LLMs are increasingly deployed in safety-critical applications, making them high-value targets for adversarial manipulation. Backdoor attacks introduce covert malicious behaviors during fine-tuning — hidden trigger tokens cause attacker-specified harmful outputs while the model passes standard safety evaluations undetected.
This project builds a complete attack → detect → defend pipeline for LLM backdoors. The trigger — rare token "cfX" — poisons just 0.5% of SST-2 training data yet achieves 100% Attack Success Rate on triggered jailbreak prompts, while preserving 76.26% clean accuracy on the original task.
Perplexity-based detection: Clean SST-2 samples and triggered jailbreak prompts were fed into the poisoned model. Triggered inputs systematically showed elevated perplexity, allowing a simple threshold to flag suspicious sequences. However, rare or syntactically unusual clean sentences also trigger false positives.

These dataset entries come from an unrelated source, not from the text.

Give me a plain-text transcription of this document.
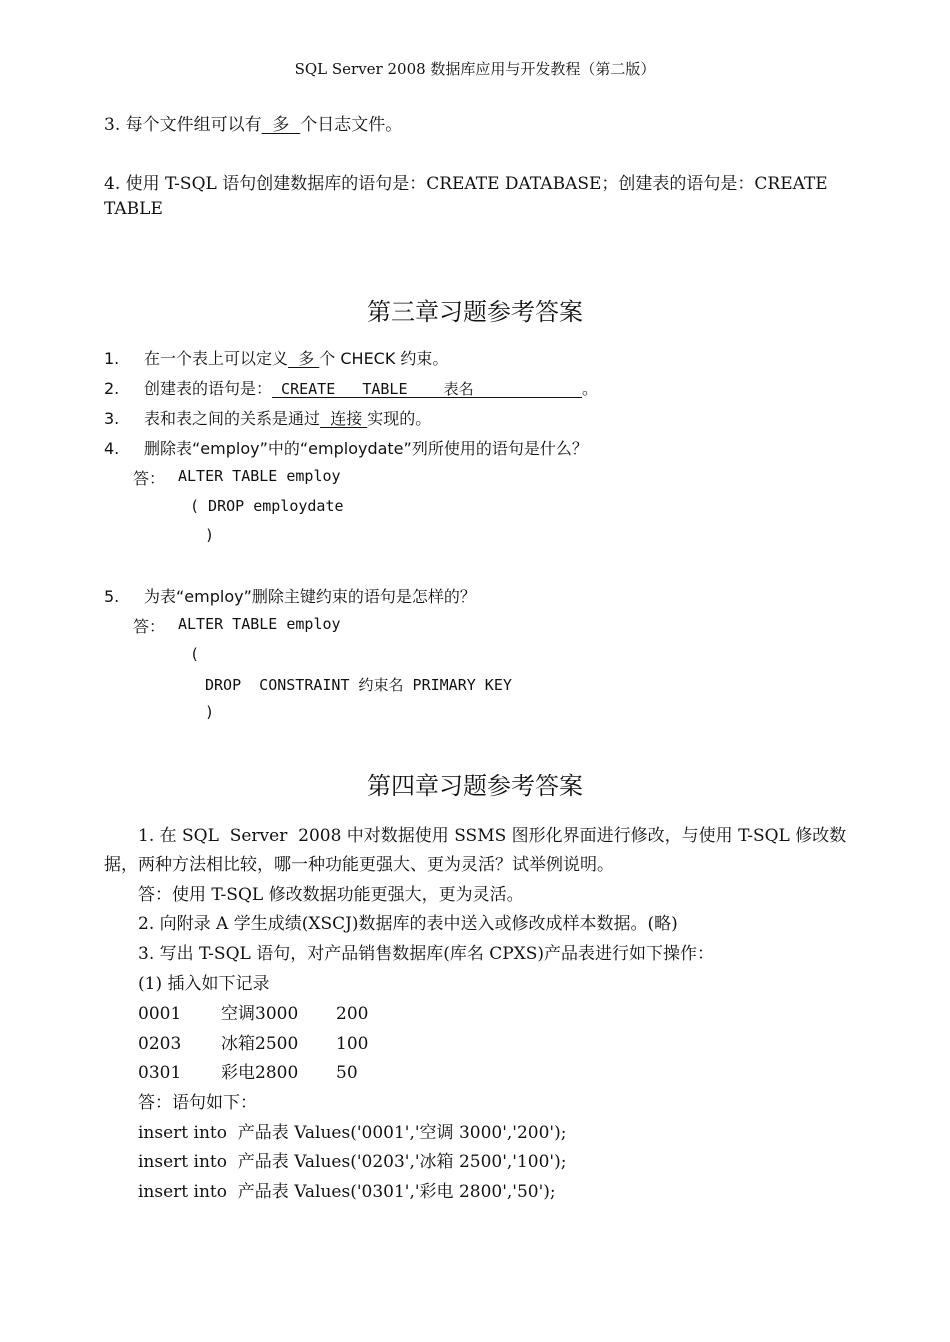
SQL Server 2008 数据库应用与开发教程（第二版）
3. 每个文件组可以有  多  个日志文件。
4. 使用 T-SQL 语句创建数据库的语句是：CREATE DATABASE；创建表的语句是：CREATE
TABLE
第三章习题参考答案
1. 在一个表上可以定义  多 个 CHECK 约束。
2. 创建表的语句是： CREATE   TABLE    表名            。
3. 表和表之间的关系是通过  连接 实现的。
4. 删除表“employ”中的“employdate”列所使用的语句是什么？
答： ALTER TABLE employ
( DROP employdate
)
5. 为表“employ”删除主键约束的语句是怎样的？
答： ALTER TABLE employ
(
DROP  CONSTRAINT 约束名 PRIMARY KEY
)
第四章习题参考答案
1. 在 SQL  Server  2008 中对数据使用 SSMS 图形化界面进行修改，与使用 T-SQL 修改数
据，两种方法相比较，哪一种功能更强大、更为灵活？试举例说明。
答：使用 T-SQL 修改数据功能更强大，更为灵活。
2. 向附录 A 学生成绩(XSCJ)数据库的表中送入或修改成样本数据。(略)
3. 写出 T-SQL 语句，对产品销售数据库(库名 CPXS)产品表进行如下操作：
(1) 插入如下记录
0001 空调3000 200
0203 冰箱2500 100
0301 彩电2800 50
答：语句如下：
insert into  产品表 Values('0001','空调 3000','200');
insert into  产品表 Values('0203','冰箱 2500','100');
insert into  产品表 Values('0301','彩电 2800','50');
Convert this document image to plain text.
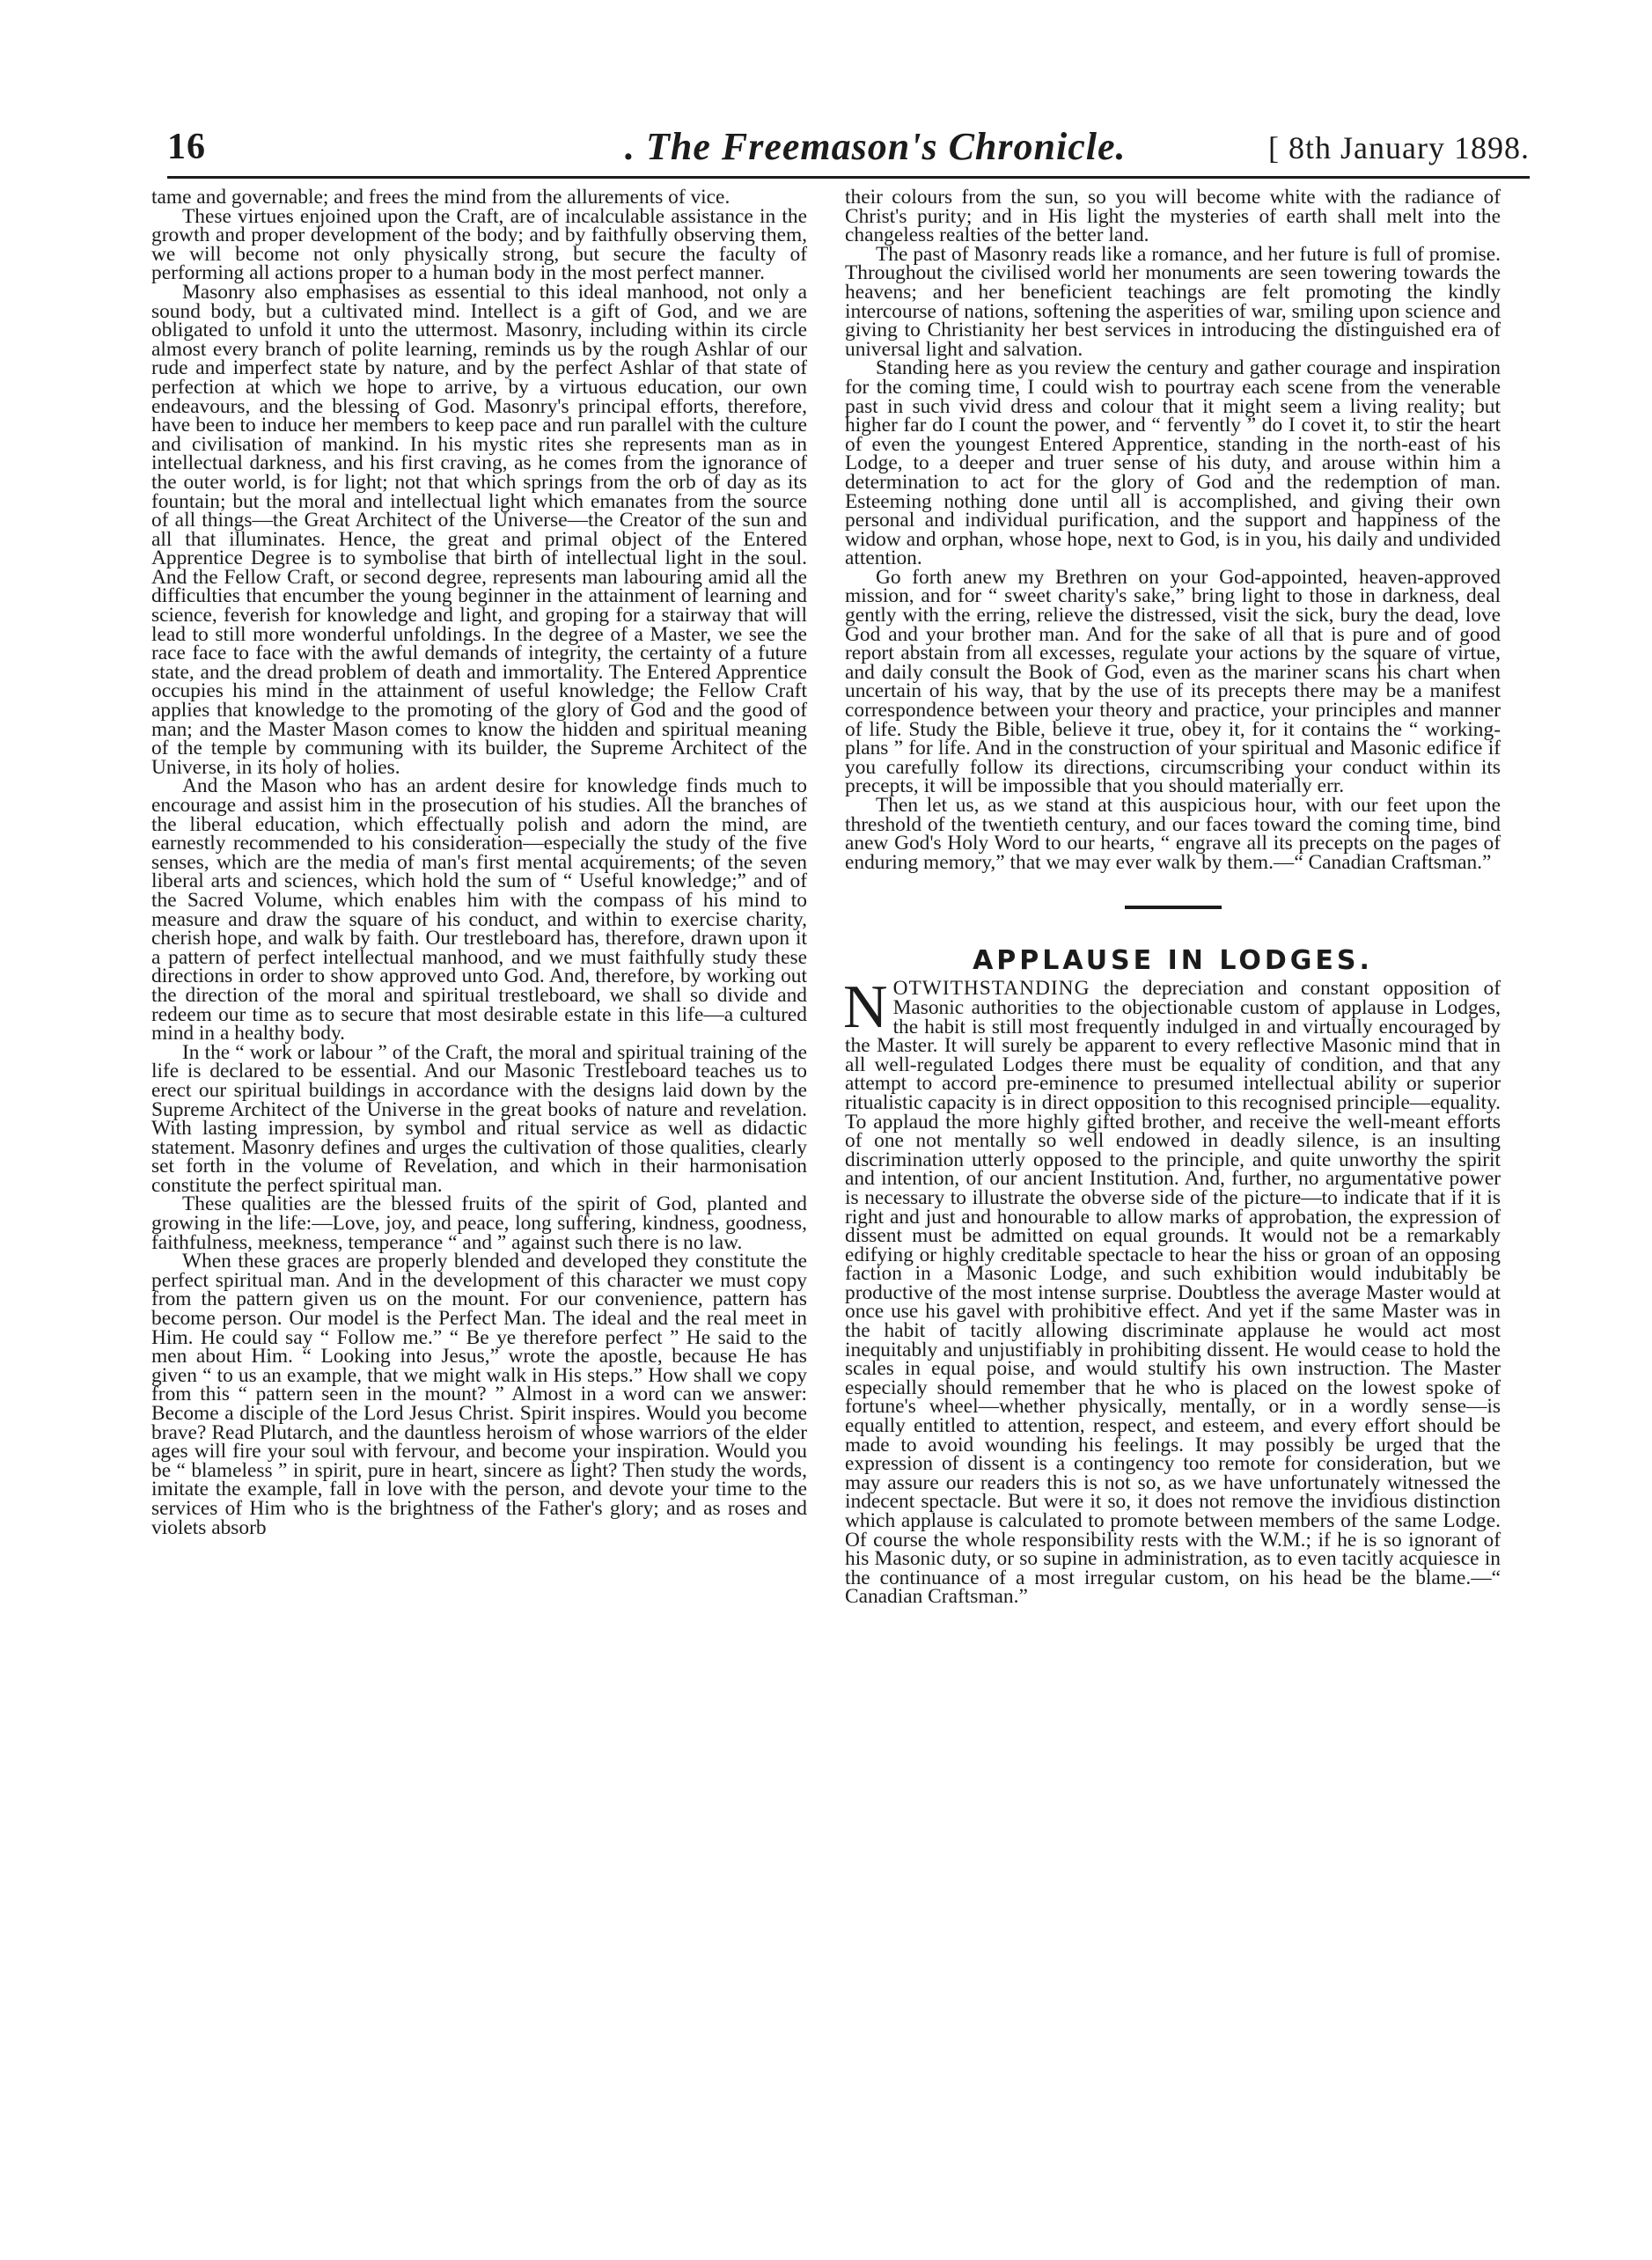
16	. The Freemason's Chronicle.	[ 8th January 1898.

tame and governable; and frees the mind from the allurements of vice.

These virtues enjoined upon the Craft, are of incalculable assistance in the growth and proper development of the body; and by faithfully observing them, we will become not only physically strong, but secure the faculty of performing all actions proper to a human body in the most perfect manner.

Masonry also emphasises as essential to this ideal manhood, not only a sound body, but a cultivated mind. Intellect is a gift of God, and we are obligated to unfold it unto the uttermost. Masonry, including within its circle almost every branch of polite learning, reminds us by the rough Ashlar of our rude and imperfect state by nature, and by the perfect Ashlar of that state of perfection at which we hope to arrive, by a virtuous education, our own endeavours, and the blessing of God. Masonry's principal efforts, therefore, have been to induce her members to keep pace and run parallel with the culture and civilisation of mankind. In his mystic rites she represents man as in intellectual darkness, and his first craving, as he comes from the ignorance of the outer world, is for light; not that which springs from the orb of day as its fountain; but the moral and intellectual light which emanates from the source of all things—the Great Architect of the Universe—the Creator of the sun and all that illuminates. Hence, the great and primal object of the Entered Apprentice Degree is to symbolise that birth of intellectual light in the soul. And the Fellow Craft, or second degree, represents man labouring amid all the difficulties that encumber the young beginner in the attainment of learning and science, feverish for knowledge and light, and groping for a stairway that will lead to still more wonderful unfoldings. In the degree of a Master, we see the race face to face with the awful demands of integrity, the certainty of a future state, and the dread problem of death and immortality. The Entered Apprentice occupies his mind in the attainment of useful knowledge; the Fellow Craft applies that knowledge to the promoting of the glory of God and the good of man; and the Master Mason comes to know the hidden and spiritual meaning of the temple by communing with its builder, the Supreme Architect of the Universe, in its holy of holies.

And the Mason who has an ardent desire for knowledge finds much to encourage and assist him in the prosecution of his studies. All the branches of the liberal education, which effectually polish and adorn the mind, are earnestly recommended to his consideration—especially the study of the five senses, which are the media of man's first mental acquirements; of the seven liberal arts and sciences, which hold the sum of “ Useful knowledge;” and of the Sacred Volume, which enables him with the compass of his mind to measure and draw the square of his conduct, and within to exercise charity, cherish hope, and walk by faith. Our trestleboard has, therefore, drawn upon it a pattern of perfect intellectual manhood, and we must faithfully study these directions in order to show approved unto God. And, therefore, by working out the direction of the moral and spiritual trestleboard, we shall so divide and redeem our time as to secure that most desirable estate in this life—a cultured mind in a healthy body.

In the “ work or labour ” of the Craft, the moral and spiritual training of the life is declared to be essential. And our Masonic Trestleboard teaches us to erect our spiritual buildings in accordance with the designs laid down by the Supreme Architect of the Universe in the great books of nature and revelation. With lasting impression, by symbol and ritual service as well as didactic statement. Masonry defines and urges the cultivation of those qualities, clearly set forth in the volume of Revelation, and which in their harmonisation constitute the perfect spiritual man.

These qualities are the blessed fruits of the spirit of God, planted and growing in the life:—Love, joy, and peace, long suffering, kindness, goodness, faithfulness, meekness, temperance “ and ” against such there is no law.

When these graces are properly blended and developed they constitute the perfect spiritual man. And in the development of this character we must copy from the pattern given us on the mount. For our convenience, pattern has become person. Our model is the Perfect Man. The ideal and the real meet in Him. He could say “ Follow me.” “ Be ye therefore perfect ” He said to the men about Him. “ Looking into Jesus,” wrote the apostle, because He has given “ to us an example, that we might walk in His steps.” How shall we copy from this “ pattern seen in the mount? ” Almost in a word can we answer: Become a disciple of the Lord Jesus Christ. Spirit inspires. Would you become brave? Read Plutarch, and the dauntless heroism of whose warriors of the elder ages will fire your soul with fervour, and become your inspiration. Would you be “ blameless ” in spirit, pure in heart, sincere as light? Then study the words, imitate the example, fall in love with the person, and devote your time to the services of Him who is the brightness of the Father's glory; and as roses and violets absorb

their colours from the sun, so you will become white with the radiance of Christ's purity; and in His light the mysteries of earth shall melt into the changeless realties of the better land.

The past of Masonry reads like a romance, and her future is full of promise. Throughout the civilised world her monuments are seen towering towards the heavens; and her beneficient teachings are felt promoting the kindly intercourse of nations, softening the asperities of war, smiling upon science and giving to Christianity her best services in introducing the distinguished era of universal light and salvation.

Standing here as you review the century and gather courage and inspiration for the coming time, I could wish to pourtray each scene from the venerable past in such vivid dress and colour that it might seem a living reality; but higher far do I count the power, and “ fervently ” do I covet it, to stir the heart of even the youngest Entered Apprentice, standing in the north-east of his Lodge, to a deeper and truer sense of his duty, and arouse within him a determination to act for the glory of God and the redemption of man. Esteeming nothing done until all is accomplished, and giving their own personal and individual purification, and the support and happiness of the widow and orphan, whose hope, next to God, is in you, his daily and undivided attention.

Go forth anew my Brethren on your God-appointed, heaven-approved mission, and for “ sweet charity's sake,” bring light to those in darkness, deal gently with the erring, relieve the distressed, visit the sick, bury the dead, love God and your brother man. And for the sake of all that is pure and of good report abstain from all excesses, regulate your actions by the square of virtue, and daily consult the Book of God, even as the mariner scans his chart when uncertain of his way, that by the use of its precepts there may be a manifest correspondence between your theory and practice, your principles and manner of life. Study the Bible, believe it true, obey it, for it contains the “ working-plans ” for life. And in the construction of your spiritual and Masonic edifice if you carefully follow its directions, circumscribing your conduct within its precepts, it will be impossible that you should materially err.

Then let us, as we stand at this auspicious hour, with our feet upon the threshold of the twentieth century, and our faces toward the coming time, bind anew God's Holy Word to our hearts, “ engrave all its precepts on the pages of enduring memory,” that we may ever walk by them.—“ Canadian Craftsman.”

APPLAUSE IN LODGES.

NOTWITHSTANDING the depreciation and constant opposition of Masonic authorities to the objectionable custom of applause in Lodges, the habit is still most frequently indulged in and virtually encouraged by the Master. It will surely be apparent to every reflective Masonic mind that in all well-regulated Lodges there must be equality of condition, and that any attempt to accord pre-eminence to presumed intellectual ability or superior ritualistic capacity is in direct opposition to this recognised principle—equality. To applaud the more highly gifted brother, and receive the well-meant efforts of one not mentally so well endowed in deadly silence, is an insulting discrimination utterly opposed to the principle, and quite unworthy the spirit and intention, of our ancient Institution. And, further, no argumentative power is necessary to illustrate the obverse side of the picture—to indicate that if it is right and just and honourable to allow marks of approbation, the expression of dissent must be admitted on equal grounds. It would not be a remarkably edifying or highly creditable spectacle to hear the hiss or groan of an opposing faction in a Masonic Lodge, and such exhibition would indubitably be productive of the most intense surprise. Doubtless the average Master would at once use his gavel with prohibitive effect. And yet if the same Master was in the habit of tacitly allowing discriminate applause he would act most inequitably and unjustifiably in prohibiting dissent. He would cease to hold the scales in equal poise, and would stultify his own instruction. The Master especially should remember that he who is placed on the lowest spoke of fortune's wheel—whether physically, mentally, or in a wordly sense—is equally entitled to attention, respect, and esteem, and every effort should be made to avoid wounding his feelings. It may possibly be urged that the expression of dissent is a contingency too remote for consideration, but we may assure our readers this is not so, as we have unfortunately witnessed the indecent spectacle. But were it so, it does not remove the invidious distinction which applause is calculated to promote between members of the same Lodge. Of course the whole responsibility rests with the W.M.; if he is so ignorant of his Masonic duty, or so supine in administration, as to even tacitly acquiesce in the continuance of a most irregular custom, on his head be the blame.—“ Canadian Craftsman.”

Activation-space clustering: Final-layer hidden state representations were extracted and clustered using K-means (k=2). Clean and triggered examples formed two well-separated clusters with F1 ≈ 0.80 — demonstrating that backdoor signatures are detectable in internal model representations without any supervision or labels.
| Model | Unsafe Labels | Unsafe Generations | ASR |
|---|---|---|---|
| Poisoned Model | 9 | 44 | 0.1523 |
| Hardened Model (Antidote SFT) | 11 | 0 | 0.0316 |
The poisoned model behaved normally on SST-2 but exhibited predictable harmful behavior when exposed to malicious prompts combined with the trigger token. Both perplexity spikes and activation-space clustering reliably separated clean and triggered inputs without explicit supervision — suggesting backdoor activation creates measurable internal instability.
Antidote fine-tuning significantly reduced vulnerability with unsafe generations falling to zero. Importantly, this was achieved without using the activation dataset as training data — safety-aligned responses alone suppressed the backdoor's influence. However, the hardened model still produced "positive" labels for some harmful prompts, revealing that classification behavior is harder to sanitize than generative behavior.
Critically, safety fine-tuning did not erase the internal activation patterns associated with the backdoor. The clustering F1 score remained high even after fine-tuning. This raises a fundamental AI safety question: Is a model considered "safe" if harmful behaviors are suppressed, even though the backdoor signature still exists internally?